1. bahis elbette Ankara Şekerspor'dan. fakat genel müdürlük Ankara'da olduğu için teknik olarak "Ankara Şekerspor" lafı kullanılmaz, doğrudan "Şekerspor" denir. yoksa memlekette her şeker fabrikasının olduğu yerde bir Şekerspor vardır ki, onlar fabrikanın olduğu şehir neresiyse oranın adıyla anılırlar.
2. yaklaşık 1.5 sene önce (23 Haziran 2012) tarihli bu habere -içindeki saçma sapan hamasete değil tabii- dikkat! zira Türk Şeker'le aradaki kira uyuşmazlığının başladığı görülüyor. sorunu çözmek için o zamandan bu yana bir şey yapılmaması...!
3. o maddeyi de federasyonun dergisi TamSaha'ya yazdığım yazıdan doğrultmuştum.
4. yok Sergen'i yetiştirmişiz de, yok bilmem ne... bu zırvalık nereden kaynaklanıyor izah edeyim:  K&C de o zamanlar wikipedia'da yer alan (şimdi silinmiş ne akla hizmetse) "kulübe hizmet eden futbolcular" kısmını "yetiştirdiklerimiz" olarak almıştı. ama dikkat edilirse "yetiştirdiklerimiz" sayılrıken hep "Arap Güngör" derler, soyadını söylemezler. zira soyadı olan "Sürel"i yazmamıştım "Arap Güngör"ün!
5. Müslüm Gürses'ten "Benim Meselem"i tekrar tekrar dinleyerek yazdım bu yazıyı

Başka türlü şeker olsak...

Bardaktan boşalırcasına yağmur yağıyordu. 2002'nin sonlarına doğruydu, Kasım ortaları belki. Cebeci İnönü Stadı'ndaydım. Yalnızdım. Yanlış, bir de Bruno vardı resmi rakamlara göre 35 bin kişi alan stadın o üstü derme çatma saçla kaplı olmayan "açık tribün" tarafında. Rakip takım kimdi hatırlamıyorum ama bizim takımın genel gidişi felaket kötüydü. Lig başlayalı 10 haftayı geçmişti, galibiyet yoktu. Amigo Bruno, kendini yırtarcasına bağırıyordu, "Uzun oyna! Uzun oyna!". Heyhat, takım ısrarla kısa pas yapıyor, top suya takılıp kalıyordu. Bu sırada takımın genel kaptanı arkasını dönüp Bruno'ya "Kes" diye bağırdı. Ben de dayanamadım, "Adam yanlış bir şey mi söylüyor?" dedim. Bunun üzerine takıma yeni gelen abimiz, muhtemelen işçilerle memurlar arasındaki çekişmeye yollama yaparak, bu sefer bana "Senin kimin maşası olduğunu biliyoruz zaten. Şerefsiz şerefsiz yazılar yazıyorsun" diye bağırdı. O sıra, Radikal Futbol'a İkinci Lig değerlendirmeleri yazıyordum! Geçmiş gün, o sırada takımı çalıştırmakta olan hocamız da, futbol tanrıları başarılı etsin, bir şeyler söylemişti bana. Mevzu fazla da uzamadı, sonuçta sahada top oynanıyordu. Ama birbirimize o kadar yakındık işte. Yalnızlıktan... 

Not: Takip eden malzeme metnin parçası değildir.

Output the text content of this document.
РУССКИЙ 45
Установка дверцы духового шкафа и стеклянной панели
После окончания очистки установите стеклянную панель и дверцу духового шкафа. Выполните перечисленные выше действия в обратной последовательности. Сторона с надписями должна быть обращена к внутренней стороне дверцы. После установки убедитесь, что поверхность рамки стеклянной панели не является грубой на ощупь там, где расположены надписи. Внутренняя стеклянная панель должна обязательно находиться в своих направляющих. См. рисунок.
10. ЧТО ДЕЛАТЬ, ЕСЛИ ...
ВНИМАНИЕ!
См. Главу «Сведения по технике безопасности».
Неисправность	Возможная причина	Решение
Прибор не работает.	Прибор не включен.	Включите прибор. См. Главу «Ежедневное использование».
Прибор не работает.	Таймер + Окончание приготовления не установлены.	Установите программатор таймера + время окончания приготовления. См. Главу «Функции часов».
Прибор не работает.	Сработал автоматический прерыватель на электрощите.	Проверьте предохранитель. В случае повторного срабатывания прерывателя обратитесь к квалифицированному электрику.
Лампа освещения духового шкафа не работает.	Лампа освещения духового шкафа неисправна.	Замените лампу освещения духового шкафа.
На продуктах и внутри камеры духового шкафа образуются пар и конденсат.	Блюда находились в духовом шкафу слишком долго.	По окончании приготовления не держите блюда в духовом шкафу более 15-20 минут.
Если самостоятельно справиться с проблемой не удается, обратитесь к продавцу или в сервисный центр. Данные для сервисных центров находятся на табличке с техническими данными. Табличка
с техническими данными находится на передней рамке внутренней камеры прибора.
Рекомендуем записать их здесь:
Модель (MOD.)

                                                                          ***
 

2004'ün Ağustos'uydu. Sezon açılıyordu. Cebeci'ye maç saatinden 15 dakika kadar önce vardık. Elimdeki torbada "Haydi Şeker" yazdığımız pankartı tutuyordum. Gişeye yaklaştık, kapalı! Laklak eden polislerden birisi "Şeker çıkmamış sahaya, maç yok" dedi. Protokol girişine gittik: "Sizin takım sahaya çıkmıyor. Gelen giden kimse yok". Şekerspor'un kapısına kilidi resmen vurduğu haberi bir hafta sonra gazetelere düştü zaten. Takımsız kalmıştım. Yalnız kalmıştım... 

                                                                         *** 

Sonra Bruno'nun en azından takım tekrar açılana kadar, demek ki inanıyordu, Melih Gökçek'in Ankaraspor'unu destekleyeceği haberi düştü ajanslara. Ben, zaten memleket futbolunun gittiği yerden, vardığı yerden mutsuzdum, üstelik takımsızdım. Futbol yazmayı bıraktım. Yalnızlığımla baş etmeye çalıştım... 


                                                                          ***

Derken, bu sefer futbol şubesini KC Group adlı bir inşaat firmasının satın aldığı, borçları ödediği, büyük yatırıma hazırlandığı haberlerini öğrendik. Sevincim, bir şekilde tanıştığımız memleket futbol alemindeki eli yüzü düzgün adamlardan olan Bahri Kaya ve yardımcısı Metin Yıldız'ın takımın başına geçmesiyle katlandı. KC sahiden de hevesliydi; 1. Lig deneyimi olan önemli isimlerle sözleşmeler imzalandı, takımın yepyeni ve sahiden şahane formaları oldu, her ne kadar daha önce Gençlerbirliği taraftarlar grubu Alkaralar kullanıyor olsa da "Ankara keçisi" amblem seçildi, takımın attığı her golde özel olarak yazılmış şarkısı çalındı... Tribünlerde güne gider gibi süslenmiş kadınlar, Ray-Ban gözlüklü erkekler bitmeye başladı... Çoğalıyor muyduk? 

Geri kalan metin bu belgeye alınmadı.